In January the FCC proposed rules to establish open standards for set-top boxes. The notice and comment period on those rules is nearing its end. As it is likely that the FCC will move forward with its planned deregulation, the groups in opposition are concentrating on shaping the rules to result in minimal disruption to the perceived benefits of the current system.

The Motion Picture Association of America and SAG-AFTRA issued a joint comment articulating their concerns, and in the process making it clear that when a regulatory body seeks to transform established practices, the devil is in the details.

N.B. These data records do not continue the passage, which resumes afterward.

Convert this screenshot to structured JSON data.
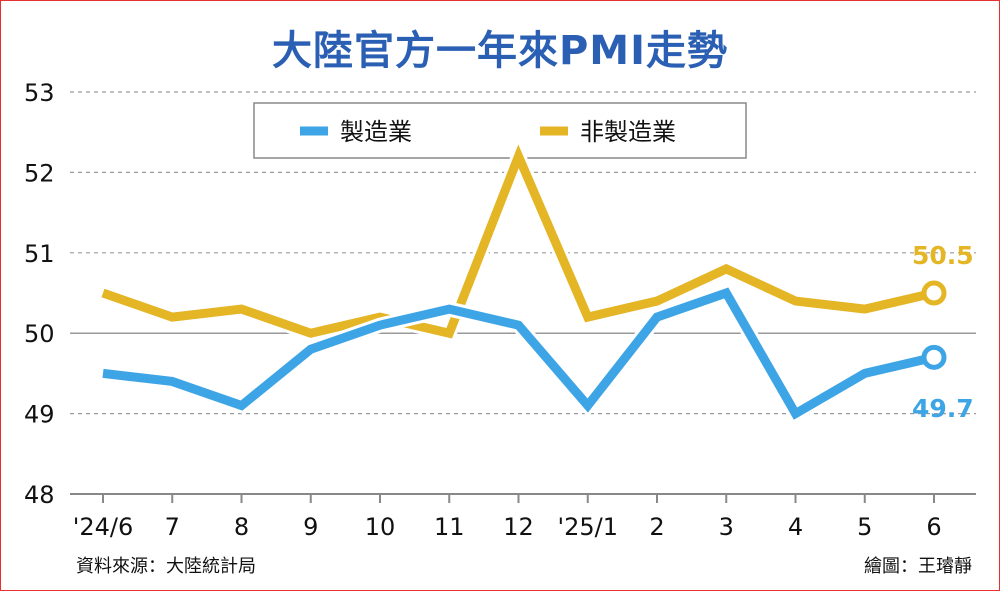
{
  "title": "大陸官方一年來PMI走勢",
  "source": "資料來源：大陸統計局",
  "credit": "繪圖：王璿靜",
  "chart_data": {
    "type": "line",
    "categories": [
      "'24/6",
      "7",
      "8",
      "9",
      "10",
      "11",
      "12",
      "'25/1",
      "2",
      "3",
      "4",
      "5",
      "6"
    ],
    "ylim": [
      48,
      53
    ],
    "yticks": [
      "48",
      "49",
      "50",
      "51",
      "52",
      "53"
    ],
    "series": [
      {
        "name": "製造業",
        "color": "#3da5e6",
        "values": [
          49.5,
          49.4,
          49.1,
          49.8,
          50.1,
          50.3,
          50.1,
          49.1,
          50.2,
          50.5,
          49.0,
          49.5,
          49.7
        ],
        "end_label": "49.7"
      },
      {
        "name": "非製造業",
        "color": "#e4b524",
        "values": [
          50.5,
          50.2,
          50.3,
          50.0,
          50.2,
          50.0,
          52.2,
          50.2,
          50.4,
          50.8,
          50.4,
          50.3,
          50.5
        ],
        "end_label": "50.5"
      }
    ],
    "grid": true,
    "legend": "top-center"
  }
}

The FCC intends to establish a body that will set open standards for three information streams: what programming is available, rights management and the actual delivery of the content. The MPAA/SAG-AFTRA comment asks such questions as whether a single body will be responsible to set the standards for all three streams, who will decide on the content of the streams and whether they qualify as “open,” and how will be standards body make its decisions and adjudicate disputes.

Underlying all this is a deeper concern that by loosening the control that the cable, satellite and telcos currently hold over content delivery, they, and the content owners, will also sacrifice some of their ability to control piracy and monetization of content.

The shift to over-the-top program delivery may be inevitable, and will surely be welcomed by consumers, but the concerns raised by MPAA/SAG-AFTRA (and by the American Cable Association in its own comment) reflect legitimate reservations that the FCC should take into account to insure a fair and orderly transition.